Wednesday, June 06, 2007

Journey From a Chinese Orphanage to a Jewish Rite of Passage

after searching "chinese jewish", via flickr

Listening to the inaugural Rice Daddies podcast I learned that part of DISL's heritage is Jewish.

This occured to me when I came across this article, on (registration required), via inherentthesis, a blog by a friend who is doing a MFA thesis on the modern definition of family.
"Of the 613 laws in the Torah, the one that appears most often is the directive to welcome strangers. The girl once known as Fu Qian has been thinking about that a lot lately.

"Three weeks ago, she stood at the altar of her synagogue on the Upper West Side and gave a speech about it.

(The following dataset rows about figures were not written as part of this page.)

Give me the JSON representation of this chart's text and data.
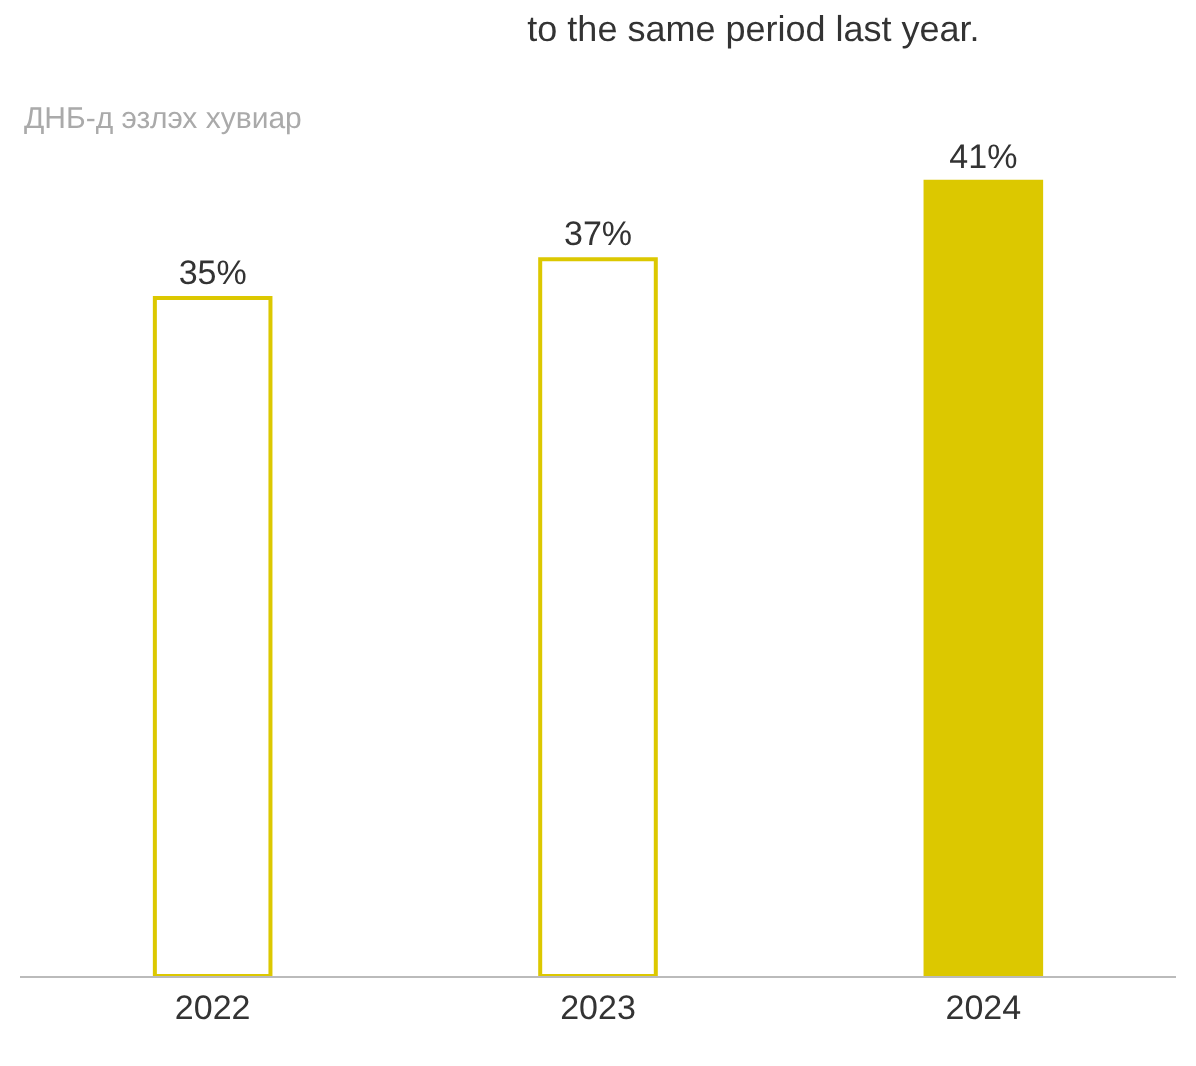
{
  "chart_data": {
    "type": "bar",
    "title": "to the same period last year.",
    "subtitle": "ДНБ-д эзлэх хувиар",
    "categories": [
      "2022",
      "2023",
      "2024"
    ],
    "series": [
      {
        "color": "#dcc800",
        "colors": [
          "#ffffff",
          "#ffffff",
          "#dcc800"
        ],
        "values": [
          35,
          37,
          41
        ],
        "value_labels": [
          "35%",
          "37%",
          "41%"
        ]
      }
    ],
    "tick_labels": "x",
    "legend": false
  }
}
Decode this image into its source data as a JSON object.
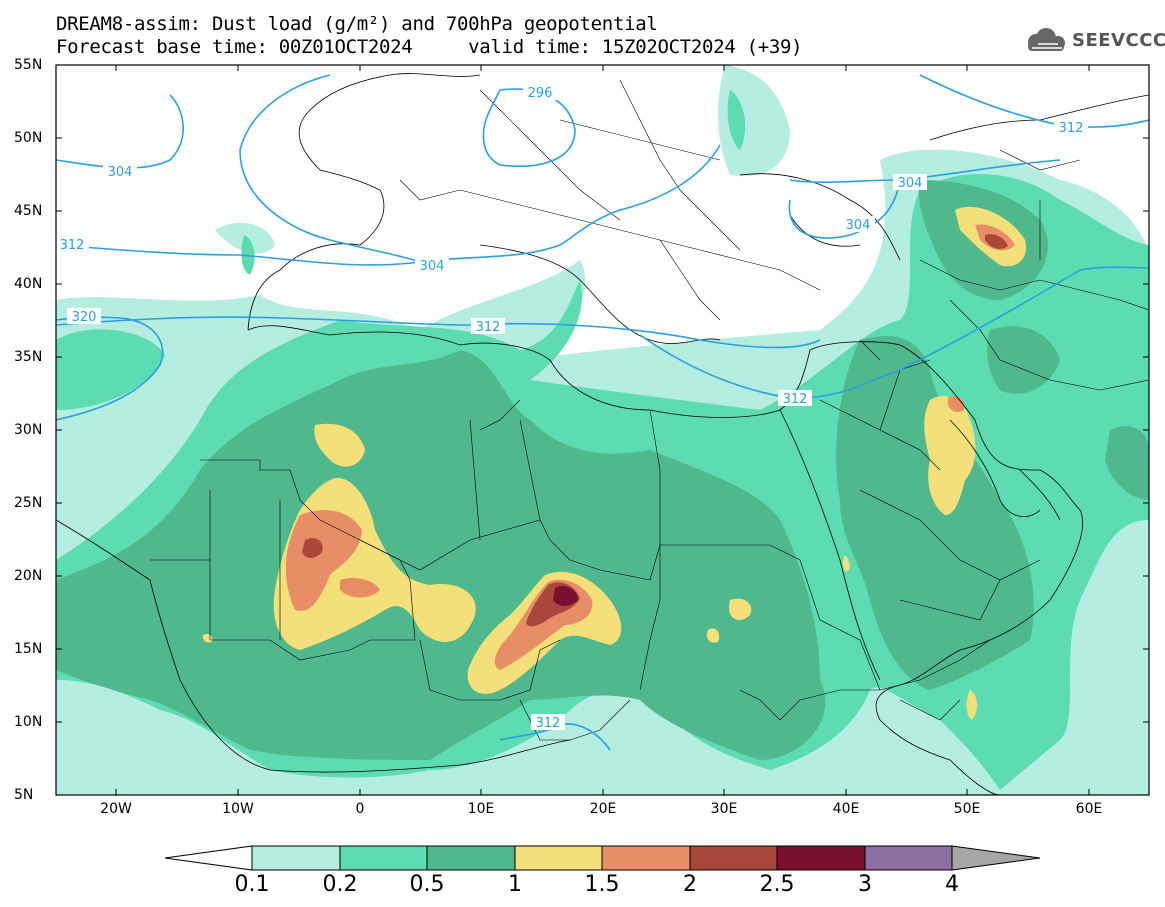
{
  "title": {
    "line1": "DREAM8-assim: Dust load (g/m²) and 700hPa geopotential",
    "line2": "Forecast base time: 00Z01OCT2024     valid time: 15Z02OCT2024 (+39)"
  },
  "logo": {
    "text": "SEEVCCC",
    "icon": "cloud-icon"
  },
  "lat_ticks": [
    "55N",
    "50N",
    "45N",
    "40N",
    "35N",
    "30N",
    "25N",
    "20N",
    "15N",
    "10N",
    "5N"
  ],
  "lon_ticks": [
    "20W",
    "10W",
    "0",
    "10E",
    "20E",
    "30E",
    "40E",
    "50E",
    "60E"
  ],
  "contour_labels": [
    "296",
    "304",
    "304",
    "304",
    "304",
    "312",
    "312",
    "312",
    "312",
    "312",
    "320"
  ],
  "colorbar": {
    "labels": [
      "0.1",
      "0.2",
      "0.5",
      "1",
      "1.5",
      "2",
      "2.5",
      "3",
      "4"
    ],
    "colors": [
      "#b5ede0",
      "#5cdcb0",
      "#4fb88c",
      "#f4e07a",
      "#e88e66",
      "#a9473c",
      "#780f2f",
      "#8c6ea0",
      "#a6a6a6"
    ]
  },
  "colors": {
    "level_0_1": "#b5ede0",
    "level_0_2": "#5cdcb0",
    "level_0_5": "#4fb88c",
    "level_1": "#f4e07a",
    "level_1_5": "#e88e66",
    "level_2": "#a9473c",
    "level_2_5": "#780f2f",
    "geopotential": "#2aa0e0"
  }
}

"Fu Qian, renamed Cecelia Nealon-Shapiro at 3 months, was one of the first Chinese children — most of them girls — taken in by American families after China opened its doors to international adoption in the early 1990s. Now, at 13, she is one of the first to complete the rite of passage into Jewish womanhood known as bat mitzvah." --continued at


daddy in a strange land said...

I think it was the last issue of Hyphen that had an interesting piece about the growing number of Asian American (esp. LGBTQ) Jews, both by conversion and thru intermarriage.

I'm a mixed-race secular/ethnocultural Jew only, though. :)

la dra said...

Sadly, no bar mitzvah pictures for my hubby. :( But we do have Eagle Scout pics if anyone's interested. Love you, honey!

Green said...

That's interesting. I don't recall any kids at my temple/hebrew school who weren't born jewish (to jewish mothers), but I do recall it being drummed into us over the years that EVERYONE is always welcome in any temple, and that we should be made to feel welcome in any house of worship (church, but I think the rabbi/teachers felt it sacreligious to say 'church' inside the temple or something).